Sustainable aquaculture is the commercial production of fish species using practices that are profitable, promote the growth of the local community, and have a minimal negative impact on the environment. With mounting evidence that wild fisheries are being overexploited and an alarming number of fish species are going extinct, the idea of sustainable aquaculture has developed and spread. A thorough definition and set of practitioner’s recommendations for sustainable aquaculture have been developed as a result of the detrimental environmental effects of conventional aquaculture, which have also inspired many who care about the oceans, fisheries, and food production.
Strategies for sustainable aquaculture growth:
Expansion of sustainable aquaculture necessitates additional technological innovations, policy support, and incentives throughout the value chain. Access to water, optimization of carrying capacity, identification and allocation of aquaculture zones, streamlining of licensing procedures in conjunction with good environmental practices and monitoring, availability of trained and skilled labor, production of quality seed and feeds, regulation of the use of chemicals and antibiotics, and stringent biosecurity protocols are examples of these.

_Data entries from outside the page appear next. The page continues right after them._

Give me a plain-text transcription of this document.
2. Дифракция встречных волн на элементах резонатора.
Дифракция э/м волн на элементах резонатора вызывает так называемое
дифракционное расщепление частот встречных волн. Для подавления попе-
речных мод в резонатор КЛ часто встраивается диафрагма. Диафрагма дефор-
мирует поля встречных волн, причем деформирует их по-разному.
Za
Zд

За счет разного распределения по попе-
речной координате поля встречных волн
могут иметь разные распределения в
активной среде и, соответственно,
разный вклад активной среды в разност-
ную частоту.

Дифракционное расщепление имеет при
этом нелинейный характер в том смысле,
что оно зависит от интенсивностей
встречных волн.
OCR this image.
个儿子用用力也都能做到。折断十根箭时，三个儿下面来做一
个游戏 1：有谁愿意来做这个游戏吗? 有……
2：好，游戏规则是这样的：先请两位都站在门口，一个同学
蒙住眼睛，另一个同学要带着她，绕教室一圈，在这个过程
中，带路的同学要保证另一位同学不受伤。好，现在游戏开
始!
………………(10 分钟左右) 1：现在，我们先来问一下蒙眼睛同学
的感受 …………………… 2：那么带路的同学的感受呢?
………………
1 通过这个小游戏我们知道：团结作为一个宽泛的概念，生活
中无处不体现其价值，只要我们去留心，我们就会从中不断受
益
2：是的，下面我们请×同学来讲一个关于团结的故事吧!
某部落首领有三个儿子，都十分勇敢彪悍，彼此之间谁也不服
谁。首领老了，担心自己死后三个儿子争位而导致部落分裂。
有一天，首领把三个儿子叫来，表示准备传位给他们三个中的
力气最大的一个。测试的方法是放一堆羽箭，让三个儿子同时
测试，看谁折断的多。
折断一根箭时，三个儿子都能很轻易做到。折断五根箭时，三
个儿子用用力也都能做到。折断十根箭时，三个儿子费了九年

Aquaculture can be developed in a variety of ways that are sustainable, such as ecological aquaculture, organic aquaculture, composite fish culture, integrated aquaculture, and closed recirculation systems.
Genetic improvement in breeding programs:
The genetic improvement of farmed species is a powerful tool for increasing aquaculture production efficiency. It contributes to a lower environmental footprint by lowering feed, land, and water requirements per unit of production. Aquaculture species from various taxa share two key characteristics: high intraspecific genetic diversity and high fecundity. These characteristics enable high selection intensities to be used, resulting in significant genetic gains for commercially important traits.
Biosecurity and disease control:
Aquaculture intensification and globalization of aquatic product trade have resulted in the emergence and re-emergence of infectious diseases, posing a significant economic and environmental challenge to society. The Progressive Management Pathway for Improving Aquaculture Biosecurity (PMP/AB) is a groundbreaking initiative launched in 2018 by FAO and partners. It was created as an extension of the progressive control pathway (PCP) approach, which has been widely adopted around the world to help countries develop systematic frameworks for planning and monitoring risk reduction strategies for the reduction, elimination, and eradication of major livestock and zoonotic diseases. This step-by-step approach allows for the definition and achievement of realistic disease control objectives.
Digitalization in aquaculture:
Digital applications are increasingly being deployed in aquaculture particularly to improve business planning and siting, farm stock management, environmental monitoring. It can also improve risk prevention, biosecurity, and intelligent automation of routine farm activities.
Integrated multi-trophic aquaculture:
Nutrients from uneaten feed and excreted waste of fed species become food for extractive species in integrated multi-trophic aquaculture (IMTA) systems, reducing nutrient release into the environment while increasing overall productivity. There is growing interest in IMTA as part of Blue Transformation programs; however, combining multiple species into an integrated system (e.g., seaweed farming and bivalve mollusk culture combined with finfish cage farming) requires significant architecture of facilities and equipment, as well as additional management to produce and market the multiple crops. IMTA, as a bioremediation system at sea, offers a potential solution to the problems caused by organic and inorganic wastes released into the environment by marine fed aquaculture.
To achieve future demand and reduce reliance on imports, aquaculture must grow faster than its current rate. Government assistance and private investment are urgently required for long-term growth.